Dal punto di vista dei genitori entrano in gioco il fattore biologico, legato alla sterilità della coppia che adotta, con tutte le sue implicazioni psicologiche e morali ed i vissuti emotivi di uomini e donne che devono affrontare prima il lutto derivato dall’impossibilità di procreare, poi quello legato al fallimento di tutti i tentativi di procreazione assistita (Zurlo, 2002; Bowlby, 2000 e 1989).
Successivamente la coppia deve affrontare l’iter burocratico che accompagna il percorso adottivo, differente a seconda che si tratti di adozione nazionale o internazionale. Diversi sono i tempi d’attesa, i costi e le modalità.
E’ una strada non facile, che richiede molta tolleranza alle frustrazioni: c’è un’indagine psico – sociale cui la coppia che desidera adottare deve sottoporsi; bisogna sostenere il giudizio di famigliari, amici e conoscenti; si scatena l’ansia dovuta all’attesa; la preoccupazione di poter avere in adozione un bimbo che risponda alle caratteristiche desiderate dalla coppia, che sia sano fisicamente e psicologicamente; che non sia un bambino “troppo difficile”; c’è la mancanza di un legame di sangue; vi sono i dubbi e le paure legate ai possibili difetti genetici (soprattutto nel caso di adozione internazionale), malattie ereditarie di cui non si è a conoscenza o problemi derivanti dalla “storia educativa” del bambino, spesso conseguenti a possibili maltrattamenti subiti. Da non sottovalutare, inoltre, è tutto l’aspetto emotivo legato al timore che prima o poi i genitori biologici si rifacciano vivi, alla paura di dover restituire il bambino o di essere rifiutati dal bambino stesso.
Rispetto ai fattori di rischio, che possono influire più o meno pesantemente sulla dichiarazione di idoneità, gli operatori sono attenti alla sterilità non elaborata, alle aspettative spesso irrealistiche della coppia, alle dinamiche interne alla coppia stessa, pregiudizi riguardo l’etnia, la differenza biologica e culturale che possono ostacolare il compito dei futuri genitori (Bal, 2011; Crisma, 2004; Zurlo, 2002).

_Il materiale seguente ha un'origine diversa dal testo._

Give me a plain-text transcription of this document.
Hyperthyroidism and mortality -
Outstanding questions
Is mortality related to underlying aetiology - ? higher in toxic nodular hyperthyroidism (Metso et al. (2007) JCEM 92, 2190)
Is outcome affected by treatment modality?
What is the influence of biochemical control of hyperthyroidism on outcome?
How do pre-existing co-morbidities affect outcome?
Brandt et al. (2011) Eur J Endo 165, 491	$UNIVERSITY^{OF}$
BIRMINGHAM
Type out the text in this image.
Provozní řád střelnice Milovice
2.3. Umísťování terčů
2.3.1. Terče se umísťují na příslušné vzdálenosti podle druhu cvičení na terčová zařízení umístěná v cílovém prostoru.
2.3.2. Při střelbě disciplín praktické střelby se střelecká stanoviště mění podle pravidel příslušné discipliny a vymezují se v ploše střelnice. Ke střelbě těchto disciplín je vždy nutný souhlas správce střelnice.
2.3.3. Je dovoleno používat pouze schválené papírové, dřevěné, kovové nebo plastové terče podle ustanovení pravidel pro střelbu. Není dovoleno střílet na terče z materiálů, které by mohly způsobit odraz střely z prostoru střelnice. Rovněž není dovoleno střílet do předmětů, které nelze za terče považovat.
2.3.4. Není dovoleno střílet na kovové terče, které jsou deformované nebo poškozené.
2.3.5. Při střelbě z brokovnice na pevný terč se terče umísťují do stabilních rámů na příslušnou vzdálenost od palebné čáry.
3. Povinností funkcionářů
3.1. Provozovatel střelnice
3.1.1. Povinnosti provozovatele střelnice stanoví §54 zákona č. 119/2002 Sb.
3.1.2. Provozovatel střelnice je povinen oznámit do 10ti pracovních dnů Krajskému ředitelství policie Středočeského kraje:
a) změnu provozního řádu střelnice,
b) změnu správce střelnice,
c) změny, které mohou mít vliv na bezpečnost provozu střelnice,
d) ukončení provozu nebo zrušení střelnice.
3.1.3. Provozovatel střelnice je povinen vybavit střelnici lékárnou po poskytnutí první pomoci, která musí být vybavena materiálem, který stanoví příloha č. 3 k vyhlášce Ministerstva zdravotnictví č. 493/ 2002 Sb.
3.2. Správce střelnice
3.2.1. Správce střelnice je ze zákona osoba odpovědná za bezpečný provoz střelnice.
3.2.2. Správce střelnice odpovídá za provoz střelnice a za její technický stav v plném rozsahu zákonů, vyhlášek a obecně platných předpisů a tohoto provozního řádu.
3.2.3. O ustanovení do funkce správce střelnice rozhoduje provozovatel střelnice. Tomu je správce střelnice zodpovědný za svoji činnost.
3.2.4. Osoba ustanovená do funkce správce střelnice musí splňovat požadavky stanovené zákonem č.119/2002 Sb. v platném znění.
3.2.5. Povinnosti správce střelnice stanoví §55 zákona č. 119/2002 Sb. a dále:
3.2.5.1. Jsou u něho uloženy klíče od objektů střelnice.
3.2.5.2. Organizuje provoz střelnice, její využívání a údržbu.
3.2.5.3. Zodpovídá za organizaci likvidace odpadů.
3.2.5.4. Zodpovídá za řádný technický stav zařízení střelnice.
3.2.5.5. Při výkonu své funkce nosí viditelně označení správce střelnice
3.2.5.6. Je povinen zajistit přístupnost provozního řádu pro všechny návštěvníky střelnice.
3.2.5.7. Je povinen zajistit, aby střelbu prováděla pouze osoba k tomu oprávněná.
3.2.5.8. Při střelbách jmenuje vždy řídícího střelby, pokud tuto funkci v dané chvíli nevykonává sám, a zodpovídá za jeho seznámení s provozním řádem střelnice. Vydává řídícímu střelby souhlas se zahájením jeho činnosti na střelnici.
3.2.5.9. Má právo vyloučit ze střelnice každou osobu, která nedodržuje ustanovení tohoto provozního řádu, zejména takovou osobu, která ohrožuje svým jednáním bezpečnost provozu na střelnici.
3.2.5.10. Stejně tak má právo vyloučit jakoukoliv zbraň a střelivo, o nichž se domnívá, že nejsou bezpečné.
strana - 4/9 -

Dal punto di vista dei bambini adottivi altrettanto importanti sono gli aspetti da tenere in considerazione: presentano grandi problemi di adattamento, ma è interessante notare che i bambini adottivi non sono solo e sempre problematici ed hanno capacità eccezionali di recupero dal trauma, quella che tecnicamente viene definita resilience.
La capacità di resistenza allo stress è determinata da diversi fattori, intrinseci ed estrinseci al bambino, quali: il genere, il temperamento, le condizioni di salute al momento della nascita, l’intelligenza (fattori interni); la stabilità, la povertà, la presenza ed il numero di fratelli, eventuali psicopatologie dei genitori (fattori esterni); l’armonia famigliare, il tipo di attaccamento, gli stili genitoriali (Bal, 2011; Crisma, 2004; Bowlby, 2000 e 1989).
Un aspetto solitamente, poco tenuto in considerazione, è la somiglianza fisica con i genitori adottivi, in quanto fonte di frustrazione, di disagio o di imbarazzo principalmente per il bambino ma, non meno frequentemente, per i genitori.
E’ molto importante che i genitori adottivi forniscano informazioni sui genitori biologici al bambino (quando ne sono in possesso) e gli facciano rilevare eventuali somiglianze: ciò per favorire lo sviluppo dell’identità.